В последние полтора месяца после того вечера в концертном зале она редко виделась с Ильиным. Иногда он звонил в лабораторию, спрашивал, как здоровье, как дела, но именно сегодня Ольга ждала его звонка и словно бы чувствовала, что он позвонит. О том, что произошло ночью на заводе, знали и здесь, в экспресс-лаборатории, и Ольга с тревогой думала об Ильине. Неприятности, связанные с аварией, могут коснуться и его, и больше всего ей хотелось как-то успокоить Ильина, но как раз сегодня она должна была пойти к Водолажской, хотя Нина всячески отговаривала ее от этого. Зачем вы пойдете? Нарваться на хамство? Да леший-то с ней, с ее квартирой: вполне можно устроиться в общежитии. Ольга не выдерживала и взрывалась: что за нелепая жертвенность! Кого ты жалеешь? Эту хапугу, злую бабу, которая готова судиться с тобой хоть до второго пришествия ради своих квадратных метров? Жилье положено тебе по советскому закону, суд все равно решит в твою пользу. Нина крутила головой: она не хочет никакого суда. Их разведут без всякого суда, раз нет детей.

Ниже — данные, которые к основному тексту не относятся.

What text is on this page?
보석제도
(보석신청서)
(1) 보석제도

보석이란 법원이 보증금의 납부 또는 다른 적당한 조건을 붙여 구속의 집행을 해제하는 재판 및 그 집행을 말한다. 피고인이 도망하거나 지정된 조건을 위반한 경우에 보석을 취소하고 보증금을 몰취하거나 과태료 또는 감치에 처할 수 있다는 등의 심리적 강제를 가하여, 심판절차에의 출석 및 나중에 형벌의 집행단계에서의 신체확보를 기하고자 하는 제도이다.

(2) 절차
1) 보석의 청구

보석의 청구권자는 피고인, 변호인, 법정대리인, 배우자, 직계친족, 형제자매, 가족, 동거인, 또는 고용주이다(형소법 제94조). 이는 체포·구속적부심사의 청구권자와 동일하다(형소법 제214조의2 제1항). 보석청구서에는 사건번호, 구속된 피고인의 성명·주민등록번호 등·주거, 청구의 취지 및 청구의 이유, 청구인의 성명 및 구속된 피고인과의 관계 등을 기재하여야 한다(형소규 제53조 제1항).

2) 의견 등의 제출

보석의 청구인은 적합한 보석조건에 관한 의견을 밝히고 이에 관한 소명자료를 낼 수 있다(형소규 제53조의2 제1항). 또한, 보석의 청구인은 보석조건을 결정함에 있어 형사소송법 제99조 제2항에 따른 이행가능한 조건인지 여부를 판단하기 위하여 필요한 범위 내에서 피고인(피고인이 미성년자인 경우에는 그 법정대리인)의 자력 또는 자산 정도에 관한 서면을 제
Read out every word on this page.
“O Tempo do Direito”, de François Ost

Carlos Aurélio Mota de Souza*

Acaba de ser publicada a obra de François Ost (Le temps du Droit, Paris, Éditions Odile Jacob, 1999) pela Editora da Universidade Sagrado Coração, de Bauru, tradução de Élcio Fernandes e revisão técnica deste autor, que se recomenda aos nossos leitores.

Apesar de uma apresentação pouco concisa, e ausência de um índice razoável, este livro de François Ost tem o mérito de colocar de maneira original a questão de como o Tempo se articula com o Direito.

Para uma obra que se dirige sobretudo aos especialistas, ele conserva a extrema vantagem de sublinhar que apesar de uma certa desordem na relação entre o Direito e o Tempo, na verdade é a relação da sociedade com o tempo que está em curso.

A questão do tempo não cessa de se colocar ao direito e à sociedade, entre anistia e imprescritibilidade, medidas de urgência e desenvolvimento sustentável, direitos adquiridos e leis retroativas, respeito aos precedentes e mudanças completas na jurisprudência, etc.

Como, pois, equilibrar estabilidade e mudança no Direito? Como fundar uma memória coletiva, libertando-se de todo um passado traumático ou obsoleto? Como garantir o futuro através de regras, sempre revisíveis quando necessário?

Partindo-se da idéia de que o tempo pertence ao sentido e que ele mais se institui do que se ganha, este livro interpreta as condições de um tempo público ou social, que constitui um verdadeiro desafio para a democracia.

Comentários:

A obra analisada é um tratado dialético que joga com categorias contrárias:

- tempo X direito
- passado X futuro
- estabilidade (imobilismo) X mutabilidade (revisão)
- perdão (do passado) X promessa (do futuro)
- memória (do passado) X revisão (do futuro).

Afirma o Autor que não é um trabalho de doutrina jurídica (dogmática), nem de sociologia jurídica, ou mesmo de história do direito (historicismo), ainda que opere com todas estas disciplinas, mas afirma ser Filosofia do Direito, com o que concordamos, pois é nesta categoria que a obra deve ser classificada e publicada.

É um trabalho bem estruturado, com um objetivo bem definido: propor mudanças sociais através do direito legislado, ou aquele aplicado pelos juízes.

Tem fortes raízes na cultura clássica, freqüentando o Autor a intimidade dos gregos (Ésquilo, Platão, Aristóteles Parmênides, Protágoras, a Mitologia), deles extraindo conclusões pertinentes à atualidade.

Ольга обрывала ее: вот-вот, твоя бывшая свекровь хочет как раз того же самого — чтоб не было никакого суда. А разговор о деньгах на кооператив — эта, милая моя, только разговор, который кончится сразу же, едва вы с Костей разведетесь. Кто-кто, а я-то давно знаю Екатерину Петровну.

Уговаривая Нину, сердясь на нее, Ольга думала, что на ее месте она, скорее всего, поступила бы точно так же — плюнула бы на эти квадратные метры и ушла в общежитие. Впрочем, зачем в общежитие? Можешь жить у меня сколько тебе угодно…

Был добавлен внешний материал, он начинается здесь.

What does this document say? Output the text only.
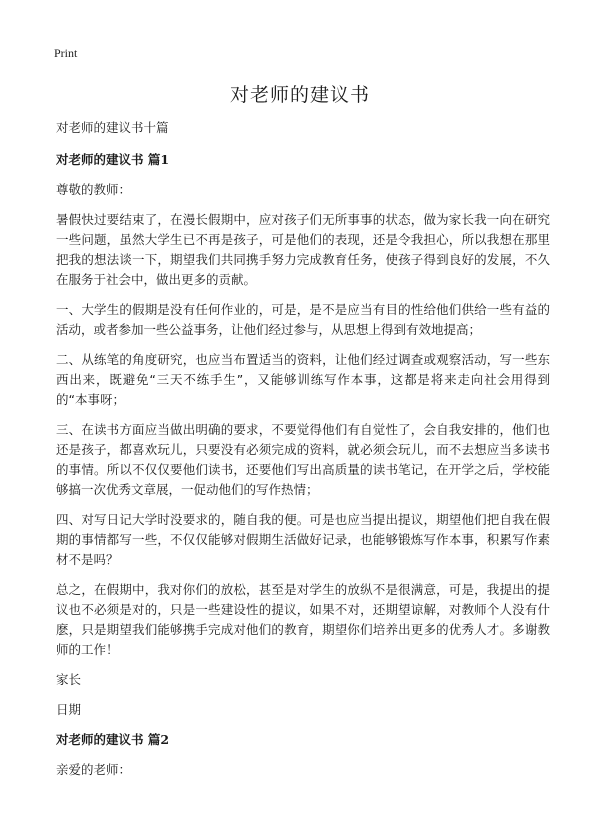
Print
对老师的建议书

对老师的建议书十篇

对老师的建议书 篇1

尊敬的教师：

暑假快过要结束了，在漫长假期中，应对孩子们无所事事的状态，做为家长我一向在研究一些问题，虽然大学生已不再是孩子，可是他们的表现，还是令我担心，所以我想在那里把我的想法谈一下，期望我们共同携手努力完成教育任务，使孩子得到良好的发展，不久在服务于社会中，做出更多的贡献。

一、大学生的假期是没有任何作业的，可是，是不是应当有目的性给他们供给一些有益的活动，或者参加一些公益事务，让他们经过参与，从思想上得到有效地提高；

二、从练笔的角度研究，也应当布置适当的资料，让他们经过调查或观察活动，写一些东西出来，既避免“三天不练手生”，又能够训练写作本事，这都是将来走向社会用得到的“本事呀；

三、在读书方面应当做出明确的要求，不要觉得他们有自觉性了，会自我安排的，他们也还是孩子，都喜欢玩儿，只要没有必须完成的资料，就必须会玩儿，而不去想应当多读书的事情。所以不仅仅要他们读书，还要他们写出高质量的读书笔记，在开学之后，学校能够搞一次优秀文章展，一促动他们的写作热情；

四、对写日记大学时没要求的，随自我的便。可是也应当提出提议，期望他们把自我在假期的事情都写一些，不仅仅能够对假期生活做好记录，也能够锻炼写作本事，积累写作素材不是吗？

总之，在假期中，我对你们的放松，甚至是对学生的放纵不是很满意，可是，我提出的提议也不必须是对的，只是一些建设性的提议，如果不对，还期望谅解，对教师个人没有什麽，只是期望我们能够携手完成对他们的教育，期望你们培养出更多的优秀人才。多谢教师的工作！

家长

日期

对老师的建议书 篇2

亲爱的老师：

Ольга поднялась к Ильину, но секретарша сказала, что у него люди; заходить второй раз было уже неудобно, она позвонила — Ильина не было на месте… Обычная история: закрутился, забыл, что хотел встретиться. Тревога за Ильина прибавилась к тревоге за Нину, но ждать Ильина Ольга не могла. Надо было решать как можно скорее — согласится ли Водолажская на размен или все-таки будет суд.

Она поехала к Водолажской.

Хотя три года назад, на свадьбе Нины, Екатерина Петровна и приглашала ее заходить домой или на работу — в буфет Дворца культуры, — Ольга так и не виделась с ней ни разу. Зачем? Плохой человек, плохие воспоминания… Конечно, годы не могли сделать ее лучше. Ольгу передергивало, когда она припоминала последние слова того приглашения: «Посидим, поговорим… У меня и дефицитик бывает».

Сегодня у Водолажской был выходной день — об этом сказала Нина. Лучшего времени не найти.

Прежде чем открыть, Екатерина Петровна спросила, кто там, потом все-таки приоткрыла дверь на цепочку, и в узкой дверной щели Ольга увидела ее настороженные, недоверчивые глаза. Ее не обманула ни последовавшая затем улыбка, ни суетливые слова: «Наконец-то прилетела, ласточка ты моя!», которые, впрочем, тут же сменились на деловые: «Только сапожки сыми, у меня полы натертые». Все это не обмануло Ольгу потому, что взгляд у Екатерины Петровны был по-прежнему недобрый и настороженный.

Она пригласила Ольгу в комнату, сама пошла впереди — маленькая, рыхлая, в замусоленном халатике и с чалмой из полотенца на голове, из-под которой торчали мокрые огненно-рыжие пряди: должно быть, только что красилась.

— Садись, ласточка, — сказала она. — Будь как дома. Я чайку сварганю. А может, чего покрепче для встречи, а? Ведь сколько опять не виделись!

— Нет, спасибо, — сказала Ольга, — ничего не надо. Я ведь по делу.

— Да знаю я твое дело! — махнула рукой Екатерина Петровна, как бы давая понять: зачем тебе это? — Успеем еще с делами-то, милая. От дела сохнет тело. А у меня, между прочим, даже севрюжка найдется, и армянского могу накапать. Так как? С дела начнем или посидим рядком, поговорим ладком?